The systematic evaluation approach used for our study has several limitations. To produce reliable results, we identified strict eligibility standards ahead of this meta-analysis, incorporating only RCTs that clearly indicated the inclusion of patients with stable COPD. This meta-analysis was based on a comprehensive and systematic search of medical databases by two independent reviewers, followed by extraction, analysis, and evaluation of the quality of included studies, supervised by third-party assessor. The number of trials available was relatively small, and the total number of participants was also insufficient; hence, the results should be interpreted with a degree of caution. Consequently, we could not perform a subgroup analysis of variables such as drug dose, treatment time, duration of COPD, and sex. The subjects involved in the meta-analysis were mainly Asians and patients from western countries; none of the trials originally recruited Africans. Therefore, the results of this meta-analysis may be of limited suitability for application to the treatment of patients with COPD in the clinic. Finally, none of the included RCTs provided definite clinical, radiological, or microbiological criteria for all adverse events, and none were designed to assess ICS-related adverse effects.

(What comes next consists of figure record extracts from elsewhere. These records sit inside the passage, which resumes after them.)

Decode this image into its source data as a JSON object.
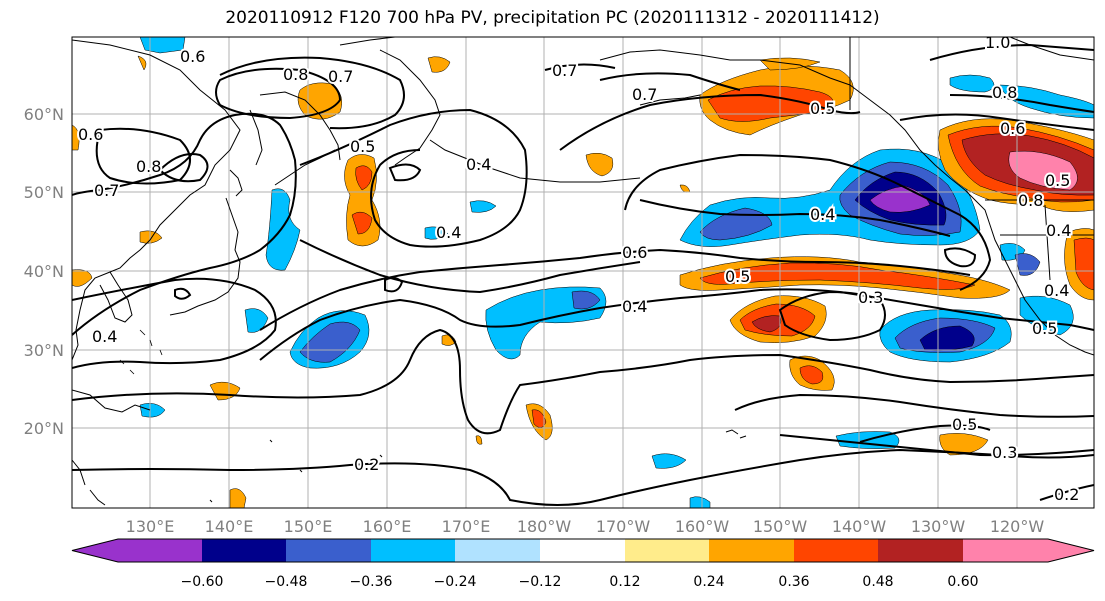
{
  "title": "2020110912 F120 700 hPa PV, precipitation PC (2020111312 - 2020111412)",
  "lat_labels": [
    "60°N",
    "50°N",
    "40°N",
    "30°N",
    "20°N"
  ],
  "lon_labels": [
    "130°E",
    "140°E",
    "150°E",
    "160°E",
    "170°E",
    "180°W",
    "170°W",
    "160°W",
    "150°W",
    "140°W",
    "130°W",
    "120°W"
  ],
  "contour_labels": [
    "0.6",
    "0.8",
    "0.7",
    "0.7",
    "0.5",
    "0.4",
    "0.6",
    "0.8",
    "0.7",
    "0.5",
    "0.7",
    "0.4",
    "1.0",
    "0.8",
    "0.6",
    "0.5",
    "0.8",
    "0.4",
    "0.6",
    "0.5",
    "0.4",
    "0.3",
    "0.4",
    "0.5",
    "0.5",
    "0.3",
    "0.2",
    "0.2",
    "0.4",
    "0.4"
  ],
  "colorbar": {
    "ticks": [
      "−0.60",
      "−0.48",
      "−0.36",
      "−0.24",
      "−0.12",
      "0.12",
      "0.24",
      "0.36",
      "0.48",
      "0.60"
    ],
    "colors": [
      "#9932cc",
      "#00008b",
      "#3a5fcd",
      "#00bfff",
      "#b0e2ff",
      "#ffffff",
      "#ffec8b",
      "#ffa500",
      "#ff4500",
      "#b22222",
      "#ff82ab"
    ]
  },
  "palette": {
    "purple": "#9932cc",
    "navy": "#00008b",
    "blue": "#3a5fcd",
    "cyan": "#00bfff",
    "lightcyan": "#b0e2ff",
    "yellow": "#ffec8b",
    "orange": "#ffa500",
    "redorange": "#ff4500",
    "firebrick": "#b22222",
    "pink": "#ff82ab"
  }
}
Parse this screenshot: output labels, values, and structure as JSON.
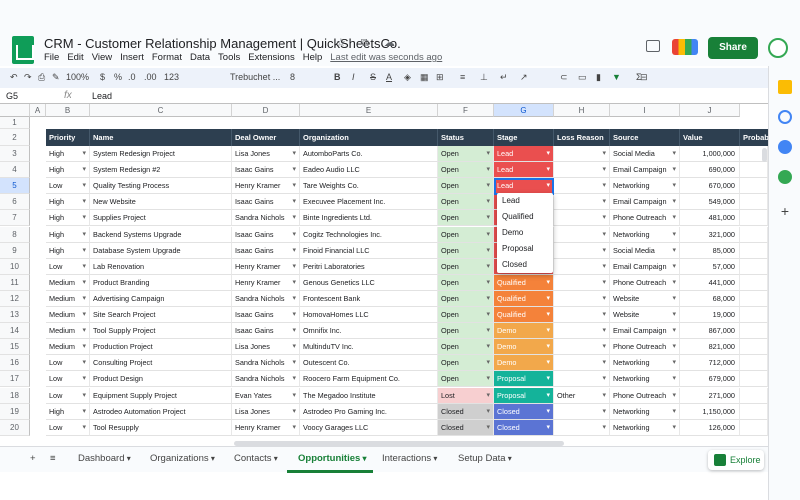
{
  "window": {
    "doc_title": "CRM - Customer Relationship Management | QuickSheetsCo.",
    "title_icons": "☆ ⧉ ☁",
    "saved_text": "Last edit was seconds ago",
    "share_label": "Share"
  },
  "menu": [
    "File",
    "Edit",
    "View",
    "Insert",
    "Format",
    "Data",
    "Tools",
    "Extensions",
    "Help"
  ],
  "toolbar": {
    "zoom": "100%",
    "currency": "$",
    "percent": "%",
    "decimals1": ".0",
    "decimals2": ".00",
    "number_format": "123",
    "font": "Trebuchet ...",
    "size": "8",
    "bold": "B",
    "italic": "I",
    "strike": "S",
    "textcolor": "A",
    "sum": "Σ"
  },
  "formula": {
    "cell": "G5",
    "fx": "fx",
    "value": "Lead"
  },
  "columns": [
    "A",
    "B",
    "C",
    "D",
    "E",
    "F",
    "G",
    "H",
    "I",
    "J"
  ],
  "headers": [
    "Priority",
    "Name",
    "Deal Owner",
    "Organization",
    "Status",
    "Stage",
    "Loss Reason",
    "Source",
    "Value",
    "Probab"
  ],
  "rownums": [
    "1",
    "2",
    "3",
    "4",
    "5",
    "6",
    "7",
    "8",
    "9",
    "10",
    "11",
    "12",
    "13",
    "14",
    "15",
    "16",
    "17",
    "18",
    "19",
    "20"
  ],
  "rows": [
    [
      "High",
      "System Redesign Project",
      "Lisa Jones",
      "AutomboParts Co.",
      "Open",
      "Lead",
      "",
      "Social Media",
      "1,000,000"
    ],
    [
      "High",
      "System Redesign #2",
      "Isaac Gains",
      "Eadeo Audio LLC",
      "Open",
      "Lead",
      "",
      "Email Campaign",
      "690,000"
    ],
    [
      "Low",
      "Quality Testing Process",
      "Henry Kramer",
      "Tare Weights Co.",
      "Open",
      "Lead",
      "",
      "Networking",
      "670,000"
    ],
    [
      "High",
      "New Website",
      "Isaac Gains",
      "Execuvee Placement Inc.",
      "Open",
      "Lead",
      "",
      "Email Campaign",
      "549,000"
    ],
    [
      "High",
      "Supplies Project",
      "Sandra Nichols",
      "Binte Ingredients Ltd.",
      "Open",
      "Lead",
      "",
      "Phone Outreach",
      "481,000"
    ],
    [
      "High",
      "Backend Systems Upgrade",
      "Isaac Gains",
      "Cogitz Technologies Inc.",
      "Open",
      "Lead",
      "",
      "Networking",
      "321,000"
    ],
    [
      "High",
      "Database System Upgrade",
      "Isaac Gains",
      "Finoid Financial LLC",
      "Open",
      "Lead",
      "",
      "Social Media",
      "85,000"
    ],
    [
      "Low",
      "Lab Renovation",
      "Henry Kramer",
      "Peritri Laboratories",
      "Open",
      "Lead",
      "",
      "Email Campaign",
      "57,000"
    ],
    [
      "Medium",
      "Product Branding",
      "Henry Kramer",
      "Genous Genetics LLC",
      "Open",
      "Qualified",
      "",
      "Phone Outreach",
      "441,000"
    ],
    [
      "Medium",
      "Advertising Campaign",
      "Sandra Nichols",
      "Frontescent Bank",
      "Open",
      "Qualified",
      "",
      "Website",
      "68,000"
    ],
    [
      "Medium",
      "Site Search Project",
      "Isaac Gains",
      "HomovaHomes LLC",
      "Open",
      "Qualified",
      "",
      "Website",
      "19,000"
    ],
    [
      "Medium",
      "Tool Supply Project",
      "Isaac Gains",
      "Omnifix Inc.",
      "Open",
      "Demo",
      "",
      "Email Campaign",
      "867,000"
    ],
    [
      "Medium",
      "Production Project",
      "Lisa Jones",
      "MultinduTV Inc.",
      "Open",
      "Demo",
      "",
      "Phone Outreach",
      "821,000"
    ],
    [
      "Low",
      "Consulting Project",
      "Sandra Nichols",
      "Outescent Co.",
      "Open",
      "Demo",
      "",
      "Networking",
      "712,000"
    ],
    [
      "Low",
      "Product Design",
      "Sandra Nichols",
      "Roocero Farm Equipment Co.",
      "Open",
      "Proposal",
      "",
      "Networking",
      "679,000"
    ],
    [
      "Low",
      "Equipment Supply Project",
      "Evan Yates",
      "The Megadoo Institute",
      "Lost",
      "Proposal",
      "Other",
      "Phone Outreach",
      "271,000"
    ],
    [
      "High",
      "Astrodeo Automation Project",
      "Lisa Jones",
      "Astrodeo Pro Gaming Inc.",
      "Closed",
      "Closed",
      "",
      "Networking",
      "1,150,000"
    ],
    [
      "Low",
      "Tool Resupply",
      "Henry Kramer",
      "Voocy Garages LLC",
      "Closed",
      "Closed",
      "",
      "Networking",
      "126,000"
    ]
  ],
  "stage_colors": {
    "Lead": "#ea4f4f",
    "Qualified": "#f4823a",
    "Demo": "#f2a84b",
    "Proposal": "#14b39a",
    "Closed": "#5b74d4"
  },
  "status_colors": {
    "Open": "#d4edd4",
    "Lost": "#f7cfd0",
    "Closed": "#cfcfcf"
  },
  "dropdown": [
    "Lead",
    "Qualified",
    "Demo",
    "Proposal",
    "Closed"
  ],
  "sheet_tabs": [
    "Dashboard",
    "Organizations",
    "Contacts",
    "Opportunities",
    "Interactions",
    "Setup Data"
  ],
  "explore_label": "Explore"
}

This present meta-analysis provides a useful and comprehensive assessment of the ICS-related risks of budesonide/formoterol in patients with stable COPD. Although the study is not novel, it is of clinical importance, and the results could be used for reference in clinic. Compared with the no-ICS (placebo or formoterol) group, budesonide/formoterol significantly increased ICS-related risks of oral candidiasis and dysphonia, but not pneumonia and bronchitis. There were no significant differences in potential side effects (pneumonia, bronchitis, oral candidiasis, and dysphonia) between patients treated with budesonide/formoterol and budesonide alone. Future robust studies, including larger, long-term RCTs, are warranted to assess the risk of budesonide/formoterol in patients with stable COPD.
This work was supported by the Jiangxi Province Science and Technology Support Plan (grant number: 20141BBG70045).
The authors report no conflicts of interest in this work.